Re: [PATCH v3 00/14] Adding GAUDI NIC code to habanalabs driver

From: Leon Romanovsky
Date: Mon Sep 21 2020 - 06:40:01 EST


On Sun, Sep 20, 2020 at 10:05:39PM +0300, Oded Gabbay wrote:
> On Sun, Sep 20, 2020 at 11:47 AM Greg Kroah-Hartman
> <gregkh@xxxxxxxxxxxxxxxxxxx> wrote:
> >
> > On Sat, Sep 19, 2020 at 04:22:35PM -0300, Jason Gunthorpe wrote:
> > > On Sat, Sep 19, 2020 at 07:27:30PM +0200, Greg Kroah-Hartman wrote:
> > > > > It's probably heresy, but why do I need to integrate into the RDMA subsystem ?
> > > > > I understand your reasoning about networking (Ethernet) as the driver
> > > > > connects to the kernel networking stack (netdev), but with RDMA the
> > > > > driver doesn't use or connect to anything in that stack. If I were to
> > > > > support IBverbs and declare that I support it, then of course I would
> > > > > need to integrate to the RDMA subsystem and add my backend to
> > > > > rdma-core.
> > > >
> > > > IBverbs are horrid and I would not wish them on anyone. Seriously.
> > >
> > > I'm curious what drives this opinion? Did you have it since you
> > > reviewed the initial submission all those years ago?
> >
> > As I learned more about that interface, yes, I like it less and less :)
> >
> > But that's the userspace api you all are stuck with, for various
> > reasons, my opinion doesn't matter here.
> >
> > > > I think the general rdma apis are the key here, not the userspace api.
> > >
> > > Are you proposing that habana should have uAPI in drivers/misc and
> > > present a standard rdma-core userspace for it? This is the only
> > > userspace programming interface for RoCE HW. I think that would be
> > > much more work.
> > >
> > > If not, what open source userspace are you going to ask them to
> > > present to merge the kernel side into misc?
> >
> > I don't think that they have a userspace api to their rdma feature from
> > what I understand, but I could be totally wrong as I do not know their
> > hardware at all, so I'll let them answer this question.
>
> Hi Greg,
> We do expose a new IOCTL to enable the user to configure connections
> between multiple GAUDI devices.

How is it different from RDMA QP configuration?

>
> Having said that, we restrict this IOCTL to be used only by the same
> user who is doing the compute on our device, as opposed to a real RDMA
> device where any number of applications can send and receive.

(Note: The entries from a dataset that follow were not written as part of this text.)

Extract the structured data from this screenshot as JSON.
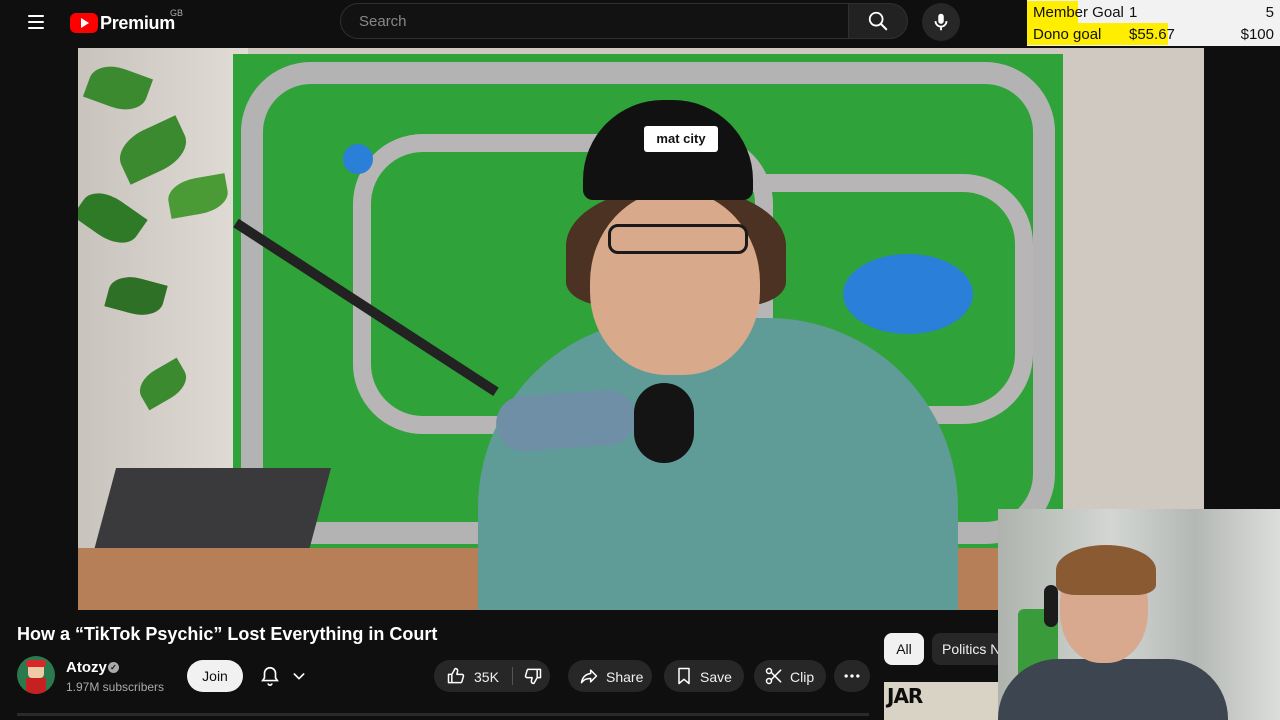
{
  "header": {
    "logo_text": "Premium",
    "region": "GB",
    "search_placeholder": "Search"
  },
  "stream_overlay": {
    "member_goal": {
      "label": "Member Goal",
      "current": "1",
      "target": "5",
      "progress": 0.2
    },
    "dono_goal": {
      "label": "Dono goal",
      "current": "$55.67",
      "target": "$100",
      "progress": 0.5567
    }
  },
  "video": {
    "cap_logo": "mat city",
    "title": "How a “TikTok Psychic” Lost Everything in Court"
  },
  "channel": {
    "name": "Atozy",
    "subscribers": "1.97M subscribers",
    "join_label": "Join"
  },
  "actions": {
    "like_count": "35K",
    "share_label": "Share",
    "save_label": "Save",
    "clip_label": "Clip"
  },
  "chips": [
    "All",
    "Politics N"
  ],
  "recommendation": {
    "thumb_text": "JAR"
  },
  "icons": [
    "menu-icon",
    "search-icon",
    "mic-icon",
    "bell-icon",
    "chevron-down-icon",
    "thumbs-up-icon",
    "thumbs-down-icon",
    "share-icon",
    "bookmark-icon",
    "scissors-icon",
    "more-horizontal-icon",
    "verified-icon"
  ],
  "colors": {
    "background": "#0f0f0f",
    "youtube_red": "#ff0000",
    "goal_fill": "#ffee00",
    "pill_bg": "#272727"
  }
}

The ability to support multiple applications is not RDMA-requirement,
but the implementation. For example MPI jobs are single user of RDMA device.

> In addition, this IOCTL limits the user to connect ONLY to another
> GAUDI device and not to a 3rd party RDMA device.

I don't see how it is different from EFA with their SQD QP type or mlx5
devices with DC QPs that you can connect only to similar devices (no
interoperability).

Thanks